LPY 34

4.1K 493 183
                                    

Pagi ini, salah satu rumah sakit besar di negara tersebut dibuat kalang kabut, lebih tepatnya dokter dan para perawat yang bertugas menangani dan menjaga salah satu pasien VVIP tersebut.

Yoongi sudah tahu semuanya, tentang kematian ayahnya. Semalam karena ia yang terus meminta pada sang kakek untuk bertemu ayahnya pun harus berakhir dengan sang kakek yang terpaksa menceritakan semuanya. Tak tahan lantara cucu kesayangannya terus memohon agar dipertemukan dengan sang ayah.

Kejadian di malam hari yang nyaris membuat Yoongi kembali drop. Tuan besar Kim tak mau itu terjadi, dengan segala usahanya ia mencoba menenangkan sang cucu tercinta. Tapi saat pagi menjemput, semua bodyguard yang bertugas untuk berjaga di depan ruangan sang cucu tuan besar dikegetkan dengan tangisan histeris dari dalam ruang rawat tuan mudanya.

Dokter dan satu perawat bergegas menuju ruangan VVIP tersebut setelah salah satu bodyguard memanggilnya.

"Yoongi tenang, lihat dokter." Yoongi tak peduli, ia tetap menangis kencang. Tubuhnya belum bisa sepenuhnya untuk digerakkan tapi tangannya dengan lihai melempar benda apapun yang bisa dijangkau olehnya.
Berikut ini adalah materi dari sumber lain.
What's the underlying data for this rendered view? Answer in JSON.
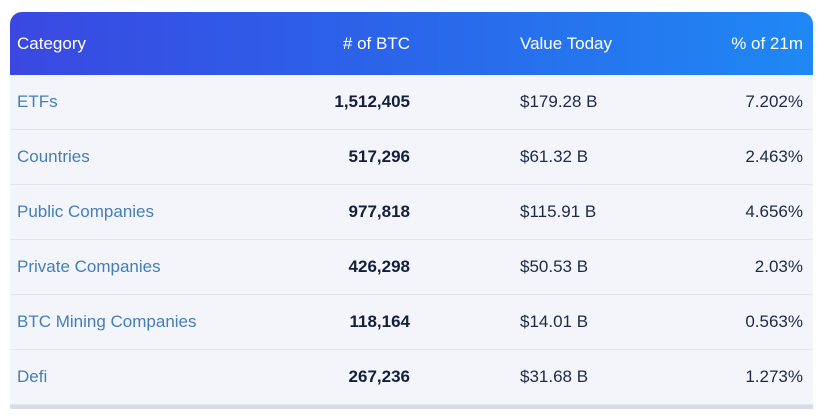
{
  "table": {
    "columns": [
      {
        "label": "Category"
      },
      {
        "label": "# of BTC"
      },
      {
        "label": "Value Today"
      },
      {
        "label": "% of 21m"
      }
    ],
    "rows": [
      {
        "category": "ETFs",
        "btc": "1,512,405",
        "value": "$179.28 B",
        "pct": "7.202%"
      },
      {
        "category": "Countries",
        "btc": "517,296",
        "value": "$61.32 B",
        "pct": "2.463%"
      },
      {
        "category": "Public Companies",
        "btc": "977,818",
        "value": "$115.91 B",
        "pct": "4.656%"
      },
      {
        "category": "Private Companies",
        "btc": "426,298",
        "value": "$50.53 B",
        "pct": "2.03%"
      },
      {
        "category": "BTC Mining Companies",
        "btc": "118,164",
        "value": "$14.01 B",
        "pct": "0.563%"
      },
      {
        "category": "Defi",
        "btc": "267,236",
        "value": "$31.68 B",
        "pct": "1.273%"
      }
    ]
  },
  "chart_data": {
    "type": "table",
    "title": "",
    "columns": [
      "Category",
      "# of BTC",
      "Value Today",
      "% of 21m"
    ],
    "rows": [
      [
        "ETFs",
        "1,512,405",
        "$179.28 B",
        "7.202%"
      ],
      [
        "Countries",
        "517,296",
        "$61.32 B",
        "2.463%"
      ],
      [
        "Public Companies",
        "977,818",
        "$115.91 B",
        "4.656%"
      ],
      [
        "Private Companies",
        "426,298",
        "$50.53 B",
        "2.03%"
      ],
      [
        "BTC Mining Companies",
        "118,164",
        "$14.01 B",
        "0.563%"
      ],
      [
        "Defi",
        "267,236",
        "$31.68 B",
        "1.273%"
      ]
    ]
  },
  "colors": {
    "header_gradient_left": "#3a48e1",
    "header_gradient_right": "#1f88f4",
    "header_text": "#ffffff",
    "row_background": "#f3f5fa",
    "row_border": "#e2e5ef",
    "category_link": "#447eb8",
    "number_text": "#141f3c",
    "value_text": "#1e2945"
  }
}
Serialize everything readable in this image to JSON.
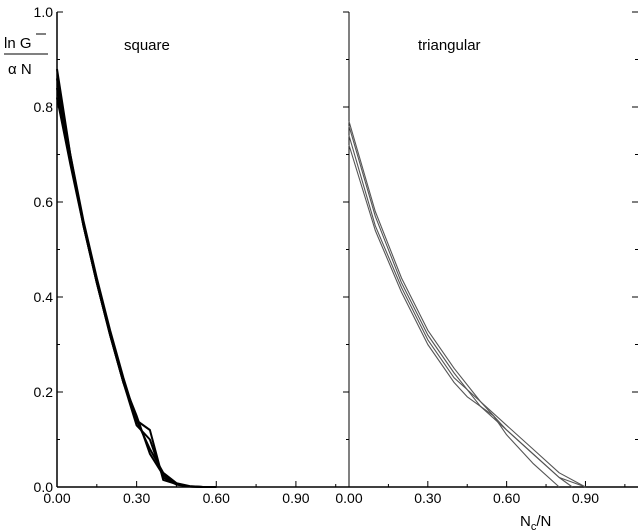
{
  "chart_data": [
    {
      "type": "line",
      "panel_label": "square",
      "ylabel_numerator": "ln G",
      "ylabel_denominator": "α N",
      "xlim": [
        0,
        1.1
      ],
      "ylim": [
        0,
        1.0
      ],
      "x_ticks": [
        "0.00",
        "0.30",
        "0.60",
        "0.90"
      ],
      "y_ticks": [
        "0.0",
        "0.2",
        "0.4",
        "0.6",
        "0.8",
        "1.0"
      ],
      "series": [
        {
          "x": [
            0.0,
            0.05,
            0.1,
            0.15,
            0.2,
            0.25,
            0.3,
            0.35,
            0.4,
            0.45,
            0.5,
            0.55,
            0.6
          ],
          "y": [
            0.88,
            0.7,
            0.56,
            0.44,
            0.33,
            0.23,
            0.14,
            0.08,
            0.03,
            0.008,
            0.002,
            0.0,
            0.0
          ]
        },
        {
          "x": [
            0.0,
            0.05,
            0.1,
            0.15,
            0.2,
            0.25,
            0.3,
            0.35,
            0.4,
            0.45,
            0.5,
            0.55,
            0.6
          ],
          "y": [
            0.86,
            0.7,
            0.55,
            0.43,
            0.32,
            0.22,
            0.13,
            0.1,
            0.02,
            0.005,
            0.001,
            0.0,
            0.0
          ]
        },
        {
          "x": [
            0.0,
            0.05,
            0.1,
            0.15,
            0.2,
            0.25,
            0.3,
            0.35,
            0.4,
            0.45,
            0.5,
            0.55,
            0.6
          ],
          "y": [
            0.84,
            0.69,
            0.55,
            0.43,
            0.32,
            0.22,
            0.14,
            0.12,
            0.015,
            0.006,
            0.001,
            0.0,
            0.0
          ]
        },
        {
          "x": [
            0.0,
            0.05,
            0.1,
            0.15,
            0.2,
            0.25,
            0.3,
            0.35,
            0.4,
            0.45,
            0.5,
            0.55,
            0.6
          ],
          "y": [
            0.82,
            0.68,
            0.55,
            0.43,
            0.32,
            0.22,
            0.15,
            0.07,
            0.025,
            0.007,
            0.001,
            0.0,
            0.0
          ]
        }
      ]
    },
    {
      "type": "line",
      "panel_label": "triangular",
      "xlabel": "N",
      "xlabel_sub": "c",
      "xlabel_suffix": "/N",
      "xlim": [
        0,
        1.1
      ],
      "ylim": [
        0,
        1.0
      ],
      "x_ticks": [
        "0.00",
        "0.30",
        "0.60",
        "0.90"
      ],
      "series": [
        {
          "x": [
            0.0,
            0.1,
            0.2,
            0.3,
            0.4,
            0.45,
            0.5,
            0.55,
            0.6,
            0.7,
            0.8
          ],
          "y": [
            0.72,
            0.54,
            0.41,
            0.3,
            0.22,
            0.19,
            0.17,
            0.15,
            0.11,
            0.05,
            0.0
          ]
        },
        {
          "x": [
            0.0,
            0.1,
            0.2,
            0.3,
            0.4,
            0.5,
            0.55,
            0.6,
            0.7,
            0.8,
            0.85
          ],
          "y": [
            0.74,
            0.55,
            0.42,
            0.31,
            0.23,
            0.18,
            0.15,
            0.12,
            0.07,
            0.02,
            0.0
          ]
        },
        {
          "x": [
            0.0,
            0.1,
            0.2,
            0.3,
            0.4,
            0.5,
            0.6,
            0.7,
            0.8,
            0.9
          ],
          "y": [
            0.76,
            0.57,
            0.43,
            0.32,
            0.24,
            0.17,
            0.12,
            0.07,
            0.02,
            0.0
          ]
        },
        {
          "x": [
            0.0,
            0.1,
            0.2,
            0.3,
            0.4,
            0.5,
            0.6,
            0.7,
            0.8,
            0.9
          ],
          "y": [
            0.77,
            0.58,
            0.44,
            0.33,
            0.25,
            0.18,
            0.13,
            0.08,
            0.03,
            0.0
          ]
        }
      ]
    }
  ],
  "colors": {
    "left_lines": "#000000",
    "right_lines": "#555555",
    "axis": "#000000"
  }
}
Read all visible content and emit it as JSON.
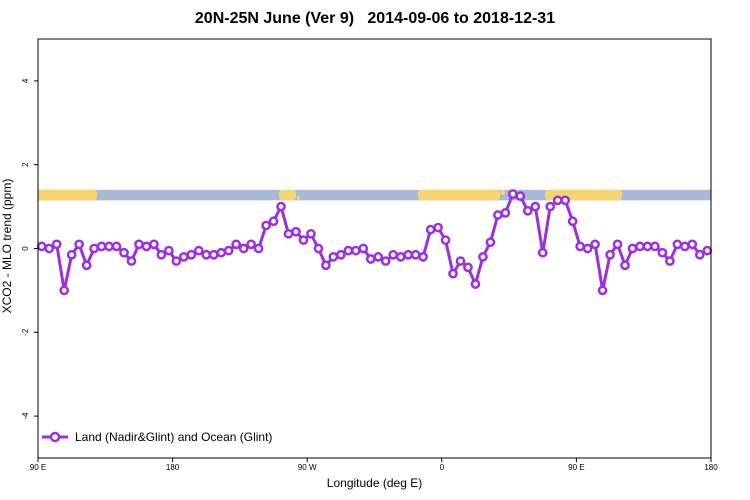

Memukul dokter dan perawat yang mendekat.

"PELGI ...  YOONIE WANT DADDY ... HUWAAA DADDY ...." Tak ada cara lain lagi, dengan kode yang diberikan sang dokter, perawat itu segera mengambil satu suntikan dan mengisinya dengan obat penenang yang langsung ia serahkan pada sang dokter.

"Yoongi harus tenang, ya." Perawat itu menahan satu lengan Yoongi susah payah. Dokter melihatnya, bagaimana tubuh itu melemas seiring dengan cairan yang ia suntikkan masuk melalui pembuluh darah pemuda mungil tersebut.

"Daddy ... Y-Yoonie want dad-dy." Tepat di akhir kata suaranya menghilang, kedua mata kucing itu nampak sayu seperti menahan kantuk.



















Brakk








Kedua petugas medis itu dibuat kaget dengan suara pintu yang tiba-tiba dibuka paksa. Begitupun dengan Yoongi yang belum sepenuhnya tertidur, ia melirik dari ujung matanya. Isakan kembali keluar dari bilah bibirnya melihat siapa yang baru sadar.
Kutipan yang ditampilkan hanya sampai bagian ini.